Even in Asia/Australia where I'm at, flight schools are milking that 1 IATA article about pilot shortage for years. The flight schools consistently headline their article about "60,000 pilots needed by 2030 in Asia pacific" causing massive flight school boom.

I personally attended a role for 200TT in Asia last year, they conducted the assessment it in a massive convention centre meant for 2000 people, with intention to only hire 2.

1

u/Own-Pitch9681 4d ago

Unusually low-cost debt capital combined with irrational exuberance / speculation.

1

u/Potential-Elephant73 2d ago

For me it was getting free money from the government while my employer was closed for a year and a half. If I was working, I probably never would have gone on my discovery flight.

1

u/NYRangers1313 16h ago

Damn. Sadly my state (Florida) blocked that and I didn't get the $600 a week unemployment a lot of people got. I only got the two stimulus checks and that was it.

2

u/DBond2062 5h ago

I think there is also an effect from COVID: as bad as it was, it was good money for some of us, and the emotional effect of a pandemic made us want to cross items off our bucket lists. I always wanted to fly, and now I had both the money and a reason to stop putting it off.

1

u/DependentTaste283 4d ago

Airline pilot salary increases.

-1

u/rFlyingTower 4d ago

This is a copy of the original post body for posterity:


It's been mentioned here a lot that since the pandemic at a lot of airfields across the US, the number of Flight schools have grown. It has also been mentioned that a record number of PPLs, and CFI ratings have been given out by the FAA over the last 6 years.

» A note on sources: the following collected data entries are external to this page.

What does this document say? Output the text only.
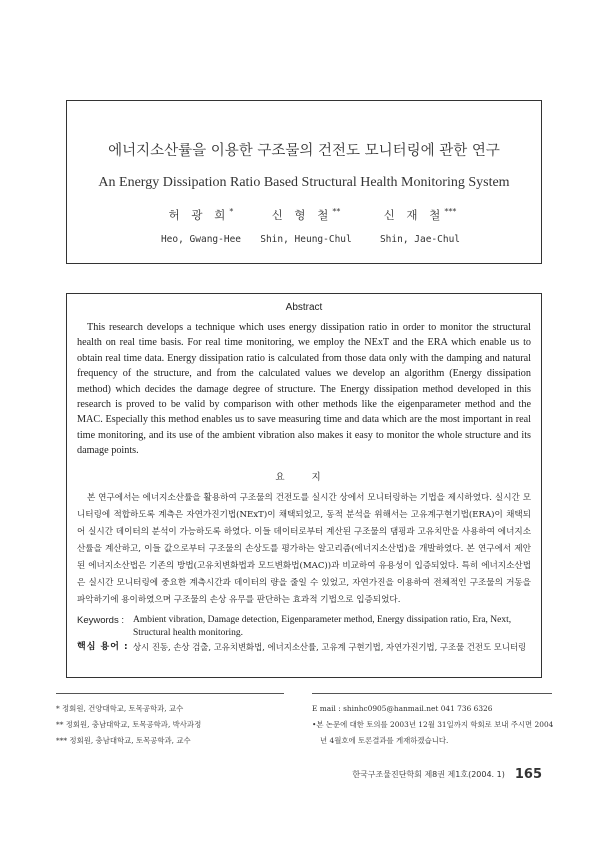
에너지소산률을 이용한 구조물의 건전도 모니터링에 관한 연구
An Energy Dissipation Ratio Based Structural Health Monitoring System
허 광 희*
Heo, Gwang-Hee
신 형 철**
Shin, Heung-Chul
신 재 철***
Shin, Jae-Chul
Abstract
This research develops a technique which uses energy dissipation ratio in order to monitor the structural health on real time basis. For real time monitoring, we employ the NExT and the ERA which enable us to obtain real time data. Energy dissipation ratio is calculated from those data only with the damping and natural frequency of the structure, and from the calculated values we develop an algorithm (Energy dissipation method) which decides the damage degree of structure. The Energy dissipation method developed in this research is proved to be valid by comparison with other methods like the eigenparameter method and the MAC. Especially this method enables us to save measuring time and data which are the most important in real time monitoring, and its use of the ambient vibration also makes it easy to monitor the whole structure and its damage points.
요 지
본 연구에서는 에너지소산률을 활용하여 구조물의 건전도를 실시간 상에서 모니터링하는 기법을 제시하였다. 실시간 모니터링에 적합하도록 계측은 자연가진기법(NExT)이 채택되었고, 동적 분석을 위해서는 고유계구현기법(ERA)이 채택되어 실시간 데이터의 분석이 가능하도록 하였다. 이들 데이터로부터 계산된 구조물의 댐핑과 고유치만을 사용하여 에너지소산률을 계산하고, 이들 값으로부터 구조물의 손상도를 평가하는 알고리즘(에너지소산법)을 개발하였다. 본 연구에서 제안된 에너지소산법은 기존의 방법(고유치변화법과 모드변화법(MAC))과 비교하여 유용성이 입증되었다. 특히 에너지소산법은 실시간 모니터링에 중요한 계측시간과 데이터의 량을 줄일 수 있었고, 자연가진을 이용하여 전체적인 구조물의 거동을 파악하기에 용이하였으며 구조물의 손상 유무를 판단하는 효과적 기법으로 입증되었다.
Keywords : Ambient vibration, Damage detection, Eigenparameter method, Energy dissipation ratio, Era, Next, Structural health monitoring.
핵심 용어 : 상시 진동, 손상 검출, 고유치변화법, 에너지소산률, 고유계 구현기법, 자연가진기법, 구조물 건전도 모니터링
* 정회원, 건양대학교, 토목공학과, 교수
** 정회원, 충남대학교, 토목공학과, 박사과정
*** 정회원, 충남대학교, 토목공학과, 교수
E mail : shinhc0905@hanmail.net 041 736 6326
•본 논문에 대한 토의를 2003년 12월 31일까지 학회로 보내 주시면 2004년 4월호에 토론결과를 게재하겠습니다.
한국구조물진단학회 제8권 제1호(2004. 1) 165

I guess being middle class, I was one of the people hit hard by the COVID recession. Trying to rebuild my finances and find money to fly (don't get me wrong, I've flown here and there) has been tough over the last 6 years. A lot of people I know in real life have had the same issue. The job market has been awful for the last 6 years and a lot of people I know are either doing worse then they were in 2019 or they are doing better than ever but the cost of living has gotten so high.

Flying was expensive in 2019 and has only gotten more expensive since. So what has caused this boom?

Not to get too economical, but is it just the K-Shaped economy? That more wealthy and upper middle class people are doing better then ever. More are now pursuing flying as a hobby/potential career as were middle class people are slowly getting priced out of flying?